O humorista também mencionou nomes ligados à política fluminense e casos de grande repercussão nacional. Entre eles, citou Flordelis, os irmãos Brazão — investigados por suposta relação com milícias — e Fabrício Queiroz.
“Flordelis não é. Os irmãos Brazão não são. Fabrício Queiroz também não”, disse o ator em tom de provocação.
Ao final da gravação, Porchat ainda fez um apelo irônico aos parlamentares antes da votação em plenário: “Fica aqui meu apelo: por favor, pensa com carinho, me dá essa chance.”
Deputado do PL diz que projeto é “sanção moral”
Durante a sessão da CCJ, Rodrigo Amorim afirmou que o projeto possui caráter de “sanção moral” contra o humorista. Segundo o deputado, Fábio Porchat teria ultrapassado os limites da liberdade de expressão ao fazer críticas e piadas envolvendo figuras políticas, especialmente o ex-presidente Jair Bolsonaro.
Na justificativa do projeto, Amorim argumenta que os “gracejos” feitos pelo artista seriam ofensivos à imagem do Rio de Janeiro e desrespeitosos com autoridades brasileiras.

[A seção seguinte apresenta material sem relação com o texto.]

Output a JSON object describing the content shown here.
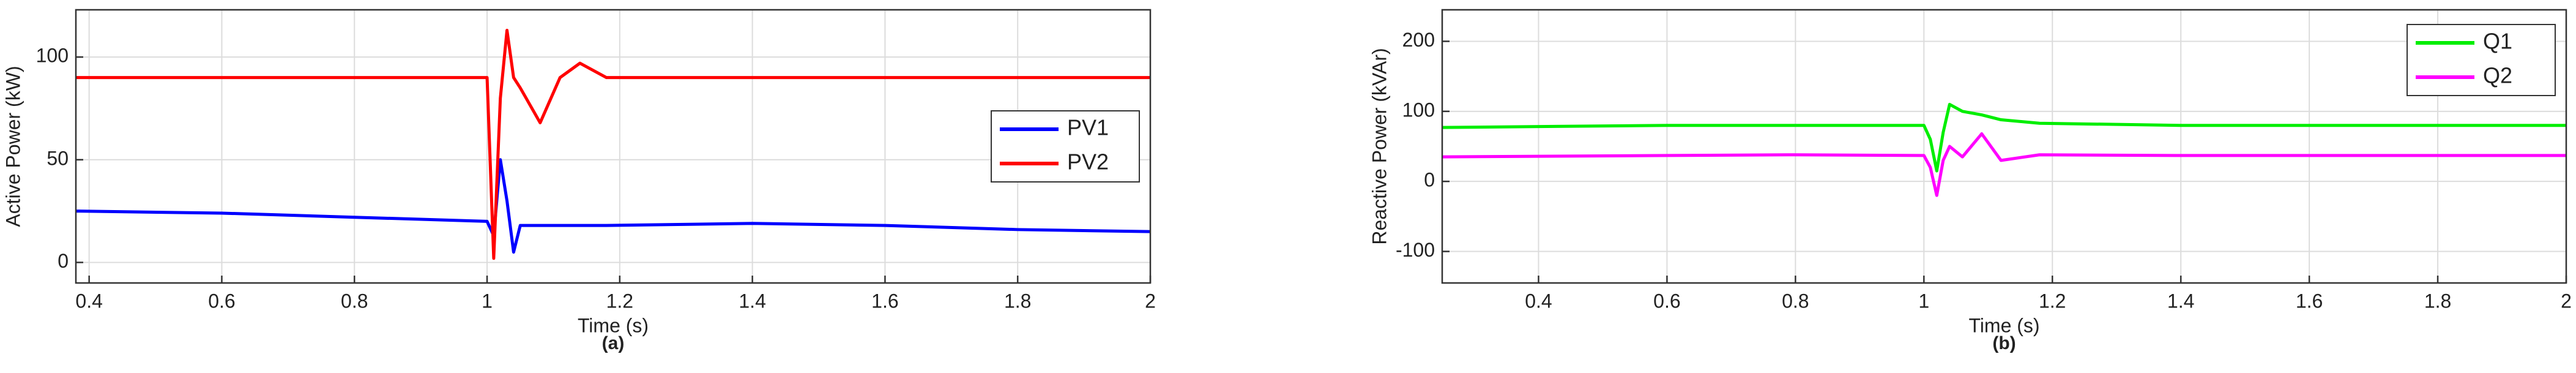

“O escárnio manifestado pelo referido humorista atinge a honra do ex-presidente e de seus apoiadores”, afirmou o parlamentar.
Relator da proposta, o deputado Alexandre Knoploch ressaltou que a medida não possui efeitos jurídicos concretos.
“Ele não será impedido de entrar no Rio nem sofrerá qualquer penalidade legal. Trata-se apenas de uma sanção moral”, declarou.
Projeto contra Fábio Porchat gera debate sobre constitucionalidade
O deputado Luiz Paulo criticou duramente a proposta e afirmou que o texto é inconstitucional. Segundo ele, o termo “persona non grata” pertence ao campo do direito internacional e não pode ser aplicado por uma assembleia legislativa estadual.
O parlamentar lembrou que a expressão é prevista na Convenção de Viena sobre Relações Diplomáticas, utilizada para indicar que representantes estrangeiros deixaram de ser bem-vindos em determinado país.
“Isso não cabe à Alerj. É matéria do direito internacional”, argumentou.
Luiz Paulo também alertou para a possibilidade de judicialização caso o projeto seja aprovado em plenário. Segundo ele, a proposta configura uma “lei de caráter pessoal”, o que pode motivar ações diretas de inconstitucionalidade.
Na semana anterior, o projeto já havia provocado intenso debate entre os parlamentares da CCJ. Na ocasião, houve empate em 3 a 3 e a votação acabou adiada após questionamentos sobre a constitucionalidade da proposta.